Ein Bericht von Heidi-Magdalena Hirsch
Vor 3 Jahren, um genau zu sein, am 14. Mai 2003 fand das erste Treffen der Humorgruppe Tuttlingen statt. Ich möchte hier die Entstehungsgeschichte dieser Gruppe erläutern. Ich war bereits Teilnehmerin in den Gruppen von Michael Titze. Er war es auch, der mich anregte, eine Humorgruppe zu gründen. Damals war ich noch nicht soweit und reagierte auf den Vorschlag mit den Worten: „WAS, ich? Ich soll so etwas machen? Das kann ich doch gar nicht!„ Trotzdem habe ich über diese Anregung nachgedacht. Und je mehr ich darüber nachdachte, desto mehr war ich der Überzeugung, dass ich es auch könnte. Mein „Bauchgefühl„ sagte mir jedoch, dass der richtige Zeitpunkt noch nicht gekommen war. Deshalb ließ ich mir auch Zeit damit. Ich besuchte die verschiedenen Humortage, die von Michael Falkenbach organisiert wurden sowie andere humorige Veranstaltungen aus dem Tuttlinger Kulturangebot. Dort gab es z. B einen Abend für Frauen mit Frank Golischewski, der viel Kabarett macht. Veranstalter war mein Arbeitgeber, die AOK Baden-Württemberg. Auch dieser Abend trug sehr dazu bei, der Gründung einer Humorgruppe näher zu kommen.
Im Frühjahr 2003 kam der richtige Zeitpunkt: In der AOK-Zeitschrift „Bleib gesund!„ wurde für die Ausgabe Tuttlingen ein „regionales Thema„ gesucht. Ich schlug dem „Macher„ dieser Seite das Thema Humor vor. Er war auch gleich begeistert, weil das Thema Humor bis dato sehr vernachlässigt war. Er wollte über den Therapeutischen Humor schreiben und ich schlug vor, Michael Titze zu interviewen. Michael Titze schlug statt dessen vor, dass ich interviewt werden sollte und er bei dem Interview lediglich dabei wäre.

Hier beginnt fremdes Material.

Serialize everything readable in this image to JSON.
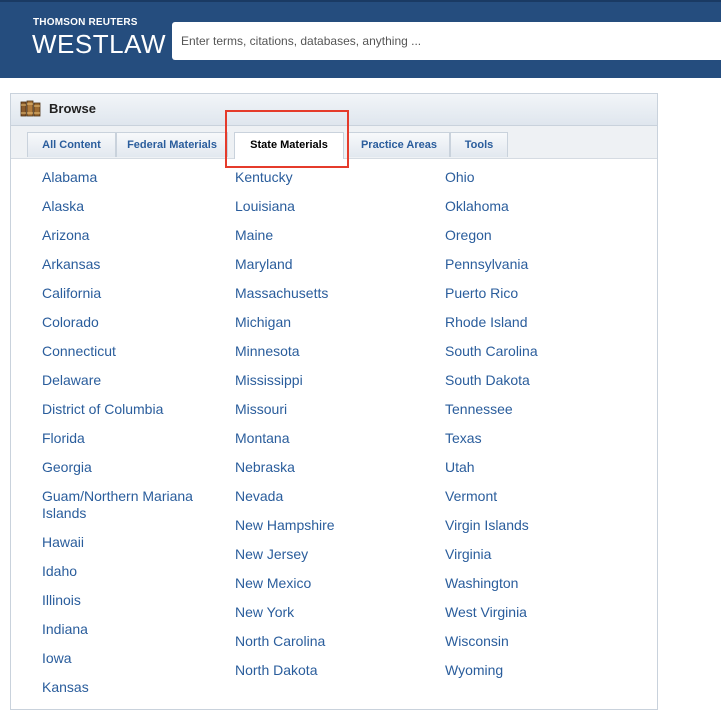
{
  "header": {
    "brand_small": "THOMSON REUTERS",
    "brand_big": "WESTLAW",
    "search_placeholder": "Enter terms, citations, databases, anything ...",
    "background_color": "#254d7e"
  },
  "browse": {
    "title": "Browse",
    "icon": "books-icon",
    "tabs": [
      {
        "label": "All Content",
        "active": false
      },
      {
        "label": "Federal Materials",
        "active": false
      },
      {
        "label": "State Materials",
        "active": true
      },
      {
        "label": "Practice Areas",
        "active": false
      },
      {
        "label": "Tools",
        "active": false
      }
    ],
    "columns": [
      [
        "Alabama",
        "Alaska",
        "Arizona",
        "Arkansas",
        "California",
        "Colorado",
        "Connecticut",
        "Delaware",
        "District of Columbia",
        "Florida",
        "Georgia",
        "Guam/Northern Mariana Islands",
        "Hawaii",
        "Idaho",
        "Illinois",
        "Indiana",
        "Iowa",
        "Kansas"
      ],
      [
        "Kentucky",
        "Louisiana",
        "Maine",
        "Maryland",
        "Massachusetts",
        "Michigan",
        "Minnesota",
        "Mississippi",
        "Missouri",
        "Montana",
        "Nebraska",
        "Nevada",
        "New Hampshire",
        "New Jersey",
        "New Mexico",
        "New York",
        "North Carolina",
        "North Dakota"
      ],
      [
        "Ohio",
        "Oklahoma",
        "Oregon",
        "Pennsylvania",
        "Puerto Rico",
        "Rhode Island",
        "South Carolina",
        "South Dakota",
        "Tennessee",
        "Texas",
        "Utah",
        "Vermont",
        "Virgin Islands",
        "Virginia",
        "Washington",
        "West Virginia",
        "Wisconsin",
        "Wyoming"
      ]
    ],
    "link_color": "#2a5d9c",
    "highlight_color": "#e53b2b"
  }
}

Das wurde so gemacht, und in der Ausgabe 2/2003 erschien dann auch das Interview.
Auf diesen Artikel wurde ich vom Geschäftsführer der Bezirksdirektion Tuttlingen bei einer Personalversammlung angesprochen, und er sagte, wie positiv überrascht er darüber sei, was ich so alles mache.
Genau da sagte mir dann mein „Bauchgefühl„, dass jetzt der richtige Zeitpunkt gekommen warum mit der Organisation zu beginnen. Bevor ich meinem Chef auf seine Fragen antwortete, fragte ich ihn, ob ich das Gesundheitszentrum in Spaichingen für die Gründung einer Humorgruppe haben könnte. Er stimmte sofort zu. Den Rest vereinbarte ich mit der zuständigen Sachbearbeiterin.
Ich kreierte zuhause an meinem PC Flyer, die über den ersten Termin der Humorgruppe informierten: 14.Mai 2003. Den Flyer legte ich bei Ärzten, Therapeuten, bei der AOK, in Bio-Läden und in Kliniken aus. Natürlich machte ich in meinem Bekannten- und Freundeskreis auch Werbung. Dann war er da, der 14.Mai 2003. Ich war sehr aufgeregt, denn ich dachte, außer meinen Bekannten wird vermutlich niemand kommen. Weit gefehlt: Wir mussten die Tür abschließen, weil wir keine Stühle mehr hatten und der Raum zu klein wurde.
Beim zweiten Termin waren es dann erwartungsgemäß nicht mehr so viele Leute. Aber innerhalb von 7 Monaten kristallisierte sich eine Kerngruppe heraus. Inzwischen sind wir zwischen zwölf und 15 Personen in der Gruppe. Darauf bin ich ein wenig stolz.